1. Pratiche Sicure (Safe Practices),

3. Pratiche potenzialmente sicure (Potentially safe practices) 4. Pratiche non valutate (Not evaluated practices),

Esisterebbe un’altra categoria che non viene riportata nell’elenco suindicato: le pratiche non implementate (Not implemented practice), che probabilmente non forma ancora una vera “pratica”, in quanto non passata al vaglio dell’organizzazione e come tale non può beneficiare della definizione di buona pratica. A titolo di esempio, per “buone pratiche” si intendono documenti come: la gestione del dolore, la gestione dei farmaci antiblastici, la prevenzione delle ulcere da pressione, l’adozione dell’indice di deterioramento cardiaco, la prevenzione della distocia di spalla, la prevenzione dell’evento sentinella etc.

La materia non è comunque pacifica in quanto, anche recentemente, il Ministero della salute ha emanato delle “raccomandazioni” per la “prevenzione degli errori in terapia con farmaci antineoplastici”.32 A livello di Conferenza Stato-Regioni troviamo un atto normativo che demanda all’Agenzia nazionale per i servizi sanitari regionali il monitoraggio delle “buone pratiche per la sicurezza delle cure”33.

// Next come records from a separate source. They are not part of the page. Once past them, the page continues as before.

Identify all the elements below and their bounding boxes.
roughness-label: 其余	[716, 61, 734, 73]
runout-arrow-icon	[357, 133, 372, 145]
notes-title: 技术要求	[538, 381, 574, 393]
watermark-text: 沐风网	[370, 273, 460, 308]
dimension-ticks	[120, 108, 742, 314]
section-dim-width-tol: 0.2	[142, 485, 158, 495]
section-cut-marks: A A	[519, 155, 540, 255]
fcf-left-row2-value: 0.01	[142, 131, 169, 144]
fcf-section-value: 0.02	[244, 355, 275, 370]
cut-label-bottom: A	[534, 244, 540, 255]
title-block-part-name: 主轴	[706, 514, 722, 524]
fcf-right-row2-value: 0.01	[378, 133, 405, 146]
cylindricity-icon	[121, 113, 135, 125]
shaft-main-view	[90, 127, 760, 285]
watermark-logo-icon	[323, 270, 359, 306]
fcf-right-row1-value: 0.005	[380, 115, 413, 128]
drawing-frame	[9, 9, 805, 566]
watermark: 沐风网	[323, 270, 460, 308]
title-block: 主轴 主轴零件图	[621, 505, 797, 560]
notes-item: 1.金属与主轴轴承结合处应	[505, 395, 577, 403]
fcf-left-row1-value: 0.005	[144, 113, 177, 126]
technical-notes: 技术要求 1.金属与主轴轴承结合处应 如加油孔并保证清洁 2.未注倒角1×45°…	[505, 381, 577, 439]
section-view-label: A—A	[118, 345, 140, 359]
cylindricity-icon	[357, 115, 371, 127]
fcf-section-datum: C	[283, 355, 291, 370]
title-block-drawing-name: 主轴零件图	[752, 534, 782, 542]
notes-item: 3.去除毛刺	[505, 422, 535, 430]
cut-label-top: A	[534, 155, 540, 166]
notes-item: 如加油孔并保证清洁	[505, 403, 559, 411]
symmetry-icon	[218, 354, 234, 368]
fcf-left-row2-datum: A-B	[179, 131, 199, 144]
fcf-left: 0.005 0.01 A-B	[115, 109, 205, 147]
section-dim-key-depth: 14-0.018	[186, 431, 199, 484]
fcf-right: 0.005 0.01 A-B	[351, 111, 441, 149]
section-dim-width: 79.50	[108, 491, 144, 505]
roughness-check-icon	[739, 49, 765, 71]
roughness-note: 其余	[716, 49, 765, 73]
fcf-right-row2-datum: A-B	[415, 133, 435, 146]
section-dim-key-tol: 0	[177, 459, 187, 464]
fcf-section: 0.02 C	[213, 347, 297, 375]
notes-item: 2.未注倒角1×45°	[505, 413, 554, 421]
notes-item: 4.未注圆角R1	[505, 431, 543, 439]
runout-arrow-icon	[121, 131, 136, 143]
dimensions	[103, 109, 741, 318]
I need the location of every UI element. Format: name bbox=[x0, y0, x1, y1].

È tuttavia da osservare che le linee guida ed i protocolli vengono trattati pressoché alla stessa stregua, evidenziandone il carattere non tassativo ma, al contrario, l’eterogeneità e la molteplicità in quanto spesso elaborati da enti, istituzioni e società scientifiche non riconosciute da autorità pubblica. Inoltre, nonostante prolifichino con estrema rapidità, difficilmente possono adattarsi a tutte le possibili situazioni cliniche, potendo anzi essere controversi e non più rispondenti ai progressi verificatisi nella cura della patologia.

In proposito, si è posto in luce il rischio che la Riforma induca gli operatori sanitari a tenere quei comportamenti che essa mira invece ad evitare: l’accento posto al rispetto delle linee guida può facilmente indurre a pratiche di medicina difensiva con cieco ossequio ai protocolli, esclusivamente per limitare, il riconoscimento di una pretesa risarcitoria. Sul punto, la Corte di Cassazione penale si è già pronunciata più volte affermando che le linee guida indicano solo orientamenti, la cui corretta applicabilità deve comunque essere verificata in relazione al caso concreto: se necessario, il medico deve derogarvi, potendo altrimenti incorrere in colpa grave.

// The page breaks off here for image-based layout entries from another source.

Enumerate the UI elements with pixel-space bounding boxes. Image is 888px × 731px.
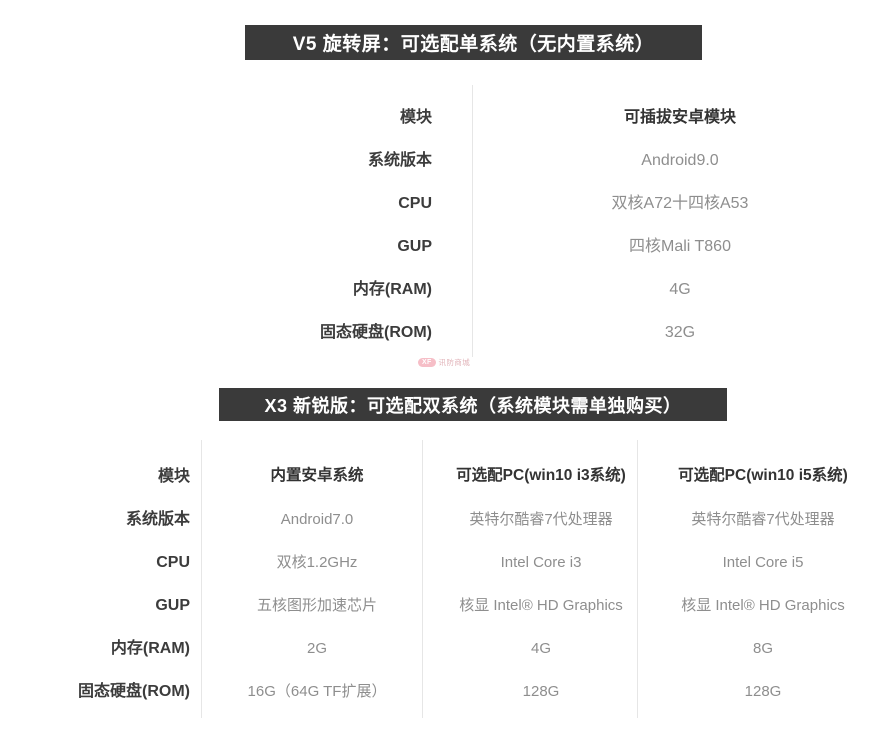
column-gap [432, 268, 472, 311]
spec-value: 128G [744, 682, 782, 700]
column-gap [190, 584, 212, 627]
spec-value: Intel Core i3 [500, 553, 582, 571]
column-gap [190, 455, 212, 498]
spec-value: 英特尔酷睿7代处理器 [469, 510, 613, 528]
table-x3-column-divider-3 [637, 440, 638, 718]
section-banner-v5: V5 旋转屏：可选配单系统（无内置系统） [245, 25, 702, 60]
column-gap [422, 541, 444, 584]
spec-row-label: CPU [156, 553, 190, 571]
spec-row-label: GUP [397, 237, 432, 255]
column-gap [866, 670, 888, 713]
spec-table-x3: 模块 内置安卓系统 可选配PC(win10 i3系统) 可选配PC(win10 … [0, 455, 888, 713]
column-gap [190, 498, 212, 541]
spec-value: 四核Mali T860 [629, 237, 731, 255]
spec-column-header: 可选配PC(win10 i5系统) [678, 467, 848, 485]
spec-value: 英特尔酷睿7代处理器 [691, 510, 835, 528]
column-gap [190, 627, 212, 670]
column-gap [866, 627, 888, 670]
spec-value: 128G [522, 682, 560, 700]
spec-value: 32G [664, 323, 696, 341]
spec-value: 16G（64G TF扩展） [247, 682, 387, 700]
spec-row-label: 内存(RAM) [110, 639, 190, 657]
spec-column-header: 可插拔安卓模块 [623, 108, 736, 126]
column-gap [638, 627, 660, 670]
spec-row-label: 固态硬盘(ROM) [320, 323, 432, 341]
column-gap [422, 455, 444, 498]
watermark: XF 讯防商城 [418, 357, 470, 368]
spec-column-header: 内置安卓系统 [270, 467, 364, 485]
spec-value: 双核A72十四核A53 [611, 194, 749, 212]
table-v5-column-divider-1 [472, 85, 473, 357]
column-gap [638, 670, 660, 713]
column-gap [638, 584, 660, 627]
spec-value: 五核图形加速芯片 [256, 596, 377, 614]
column-gap [432, 182, 472, 225]
column-gap [638, 541, 660, 584]
column-gap [190, 541, 212, 584]
spec-value: Android7.0 [280, 510, 354, 528]
table-x3-column-divider-2 [422, 440, 423, 718]
spec-column-header: 可选配PC(win10 i3系统) [456, 467, 626, 485]
column-gap [422, 627, 444, 670]
section-banner-x3: X3 新锐版：可选配双系统（系统模块需单独购买） [219, 388, 727, 421]
column-gap [638, 498, 660, 541]
column-gap [432, 139, 472, 182]
watermark-badge-icon: XF [418, 358, 436, 367]
column-gap [432, 225, 472, 268]
spec-value: 双核1.2GHz [276, 553, 358, 571]
column-gap [866, 541, 888, 584]
spec-row-label: CPU [398, 194, 432, 212]
spec-row-label: 系统版本 [367, 151, 432, 169]
spec-value: 2G [306, 639, 327, 657]
spec-row-label: 模块 [157, 467, 190, 485]
column-gap [432, 311, 472, 354]
spec-value: 核显 Intel® HD Graphics [459, 596, 623, 614]
column-gap [638, 455, 660, 498]
spec-value: 4G [530, 639, 551, 657]
column-gap [432, 96, 472, 139]
watermark-text: 讯防商城 [438, 358, 471, 367]
spec-row-label: 固态硬盘(ROM) [78, 682, 190, 700]
spec-value: Intel Core i5 [722, 553, 804, 571]
spec-value: 4G [669, 280, 691, 298]
column-gap [866, 584, 888, 627]
spec-table-v5: 模块 可插拔安卓模块 系统版本 Android9.0 CPU 双核A72十四核A… [0, 96, 888, 354]
column-gap [866, 498, 888, 541]
spec-row-label: GUP [155, 596, 190, 614]
spec-value: 8G [752, 639, 773, 657]
spec-row-label: 模块 [399, 108, 432, 126]
spec-row-label: 系统版本 [125, 510, 190, 528]
spec-value: 核显 Intel® HD Graphics [681, 596, 845, 614]
column-gap [422, 498, 444, 541]
column-gap [422, 670, 444, 713]
spec-value: Android9.0 [641, 151, 719, 169]
table-x3-column-divider-1 [201, 440, 202, 718]
column-gap [190, 670, 212, 713]
column-gap [866, 455, 888, 498]
column-gap [422, 584, 444, 627]
spec-row-label: 内存(RAM) [352, 280, 432, 298]
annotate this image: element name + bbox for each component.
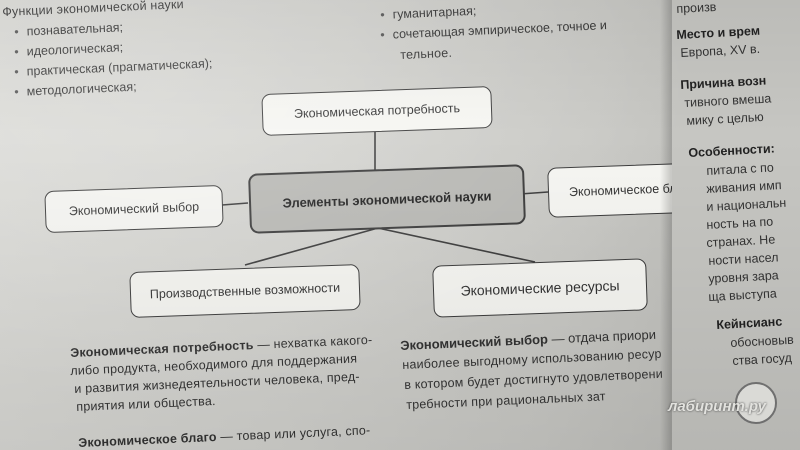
box-production-possibilities: Производственные возможности	[129, 264, 361, 318]
adjacent-line: странах. Не	[706, 232, 776, 250]
adjacent-line: живания имп	[706, 178, 782, 196]
adjacent-line: ща выступа	[708, 286, 778, 304]
adjacent-line: питала с по	[706, 160, 775, 178]
adjacent-line: тивного вмеша	[684, 91, 772, 110]
adjacent-line: мику с целью	[686, 109, 765, 128]
adjacent-line: уровня зара	[708, 268, 780, 286]
adjacent-line: и национальн	[706, 195, 787, 214]
box-economic-choice: Экономический выбор	[44, 184, 224, 234]
adjacent-heading-keynes: Кейнсианс	[716, 314, 783, 332]
watermark: лабиринт.ру	[668, 398, 766, 415]
box-economic-resources: Экономические ресурсы	[432, 258, 648, 318]
adjacent-fragment: произв	[676, 0, 717, 16]
adjacent-page: произв Место и врем Европа, XV в. Причин…	[672, 0, 800, 450]
adjacent-line: ности насел	[708, 250, 779, 268]
adjacent-heading-cause: Причина возн	[680, 73, 767, 92]
box-economic-need: Экономическая потребность	[261, 85, 493, 137]
adjacent-heading-place: Место и врем	[676, 23, 761, 42]
adjacent-line: Европа, XV в.	[680, 41, 761, 60]
adjacent-line: обосновыв	[730, 332, 795, 350]
adjacent-line: ства госуд	[732, 350, 793, 368]
watermark-logo-icon	[735, 382, 777, 424]
adjacent-heading-features: Особенности:	[688, 141, 776, 160]
adjacent-line: ность на по	[706, 214, 774, 232]
box-elements-center: Элементы экономической науки	[248, 164, 526, 234]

Da quanto sopra si evince che la riforma Balduzzi non è riuscita pienamente nell’obiettivo di risolvere i problemi che si era prefissata, sollevando anzi ulteriori critiche e dubbi interpretativi - ad oggi irrisolti - sia nella giurisprudenza che nella dottrina : la norma rischia dunque di non risolvere, anzi di aggravare il problema economico, incrementando le richieste di risarcimento con l’aggancio in via solidale del medico alla struttura responsabile di inadempimento.